Bundesarbeitsminister Hubertus Heil (SPD) will derweil die Regeln zum vereinfachten Zugang zur Kurzarbeit verlängern. „Die besonders hart getroffenen Branchen, etwa im Veranstaltungs- und Gastronomiebereich, sind auf eine Verlängerung der Regelungen zum vereinfachten Zugang der Kurzarbeit angewiesen“, sagte Heil dem Redaktionsnetzwerk Deutschland . Deshalb werde diese „beschäftigungssicherende Brücke“ bis zum 30. Juni verlängert, dies gebe den Unternehmen und Beschäftigten Planungssicherheit.
Beim vereinfachten Zugang zum Kurzarbeitergeld reicht es aus, wenn mindestens zehn Prozent der Beschäftigen eines Unternehmens von Arbeitsausfall betroffen sind.

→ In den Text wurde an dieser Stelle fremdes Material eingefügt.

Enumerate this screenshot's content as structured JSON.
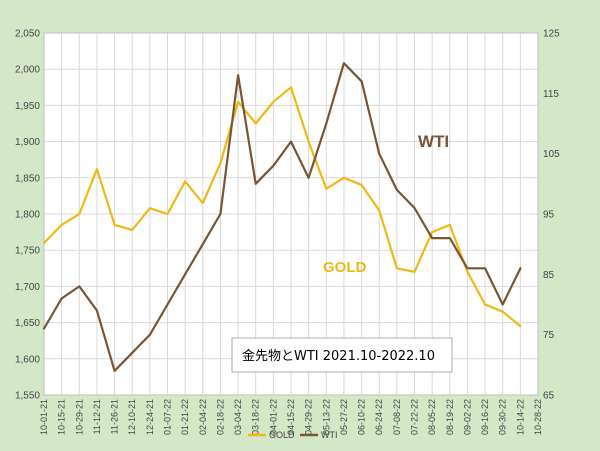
{
  "chart_data": {
    "type": "line",
    "title": "金先物とWTI 2021.10-2022.10",
    "x": [
      "10-01-21",
      "10-15-21",
      "10-29-21",
      "11-12-21",
      "11-26-21",
      "12-10-21",
      "12-24-21",
      "01-07-22",
      "01-21-22",
      "02-04-22",
      "02-18-22",
      "03-04-22",
      "03-18-22",
      "04-01-22",
      "04-15-22",
      "04-29-22",
      "05-13-22",
      "05-27-22",
      "06-10-22",
      "06-24-22",
      "07-08-22",
      "07-22-22",
      "08-05-22",
      "08-19-22",
      "09-02-22",
      "09-16-22",
      "09-30-22",
      "10-14-22",
      "10-28-22"
    ],
    "x_ticks": [
      "10-01-21",
      "10-15-21",
      "10-29-21",
      "11-12-21",
      "11-26-21",
      "12-10-21",
      "12-24-21",
      "01-07-22",
      "01-21-22",
      "02-04-22",
      "02-18-22",
      "03-04-22",
      "03-18-22",
      "04-01-22",
      "04-15-22",
      "04-29-22",
      "05-13-22",
      "05-27-22",
      "06-10-22",
      "06-24-22",
      "07-08-22",
      "07-22-22",
      "08-05-22",
      "08-19-22",
      "09-02-22",
      "09-16-22",
      "09-30-22",
      "10-14-22",
      "10-28-22"
    ],
    "y_left": {
      "min": 1550,
      "max": 2050,
      "ticks": [
        "1,550",
        "1,600",
        "1,650",
        "1,700",
        "1,750",
        "1,800",
        "1,850",
        "1,900",
        "1,950",
        "2,000",
        "2,050"
      ]
    },
    "y_right": {
      "min": 65,
      "max": 125,
      "ticks": [
        "65",
        "75",
        "85",
        "95",
        "105",
        "115",
        "125"
      ]
    },
    "grid": true,
    "legend": {
      "position": "bottom"
    },
    "series": [
      {
        "name": "GOLD",
        "axis": "left",
        "color": "#f0b814",
        "values": [
          1760,
          1785,
          1800,
          1862,
          1785,
          1778,
          1808,
          1800,
          1845,
          1815,
          1870,
          1955,
          1925,
          1955,
          1975,
          1900,
          1835,
          1850,
          1840,
          1805,
          1725,
          1720,
          1775,
          1785,
          1720,
          1675,
          1665,
          1645,
          null
        ]
      },
      {
        "name": "WTI",
        "axis": "right",
        "color": "#7b5434",
        "values": [
          76,
          81,
          83,
          79,
          69,
          72,
          75,
          80,
          85,
          90,
          95,
          118,
          100,
          103,
          107,
          101,
          110,
          120,
          117,
          105,
          99,
          96,
          91,
          91,
          86,
          86,
          80,
          86,
          null
        ]
      }
    ],
    "annotations": {
      "wti": "WTI",
      "gold": "GOLD"
    }
  }
}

Sonst muss es mindestens ein Drittel sein. Beschäftigte müssen bei einer Verlängerung der Regelung auch weiterhin keine Minusstunden aufbauen, bevor Kurzarbeitergeld bezahlt werden kann. Ohne Verlängerung würden die Regeln dem Bericht zufolge Ende März auslaufen.
Die Arbeitsmarktexpertin der Linken, Jessica Tatti, nannte die Zahlen der Bundesagentur unvollständig. Tatsächlich würden coronabedingte Jobverluste von Minijobbern, Solo-Selbständigen in der Gastronomie, im Veranstaltungsgewerbe oder in Kunst und Kultur nicht mitgezählt. „Ohne statistische Tricks sind derzeit tatsächlich 3,2 Millionen Menschen arbeitslos“, erklärte Tatti.
Auch das Institut der deutschen Wirtschaft in Köln verwies auf einen massiven Abbau von Minijobs. Im November vergangenen Jahres habe es fast 400.000 ausschließlich geringfügig Beschäftigte weniger gegeben als im November 2019. Es sei fraglich, ob die Zahl jemals wieder auf den Vorkrisenstand zurückkehre.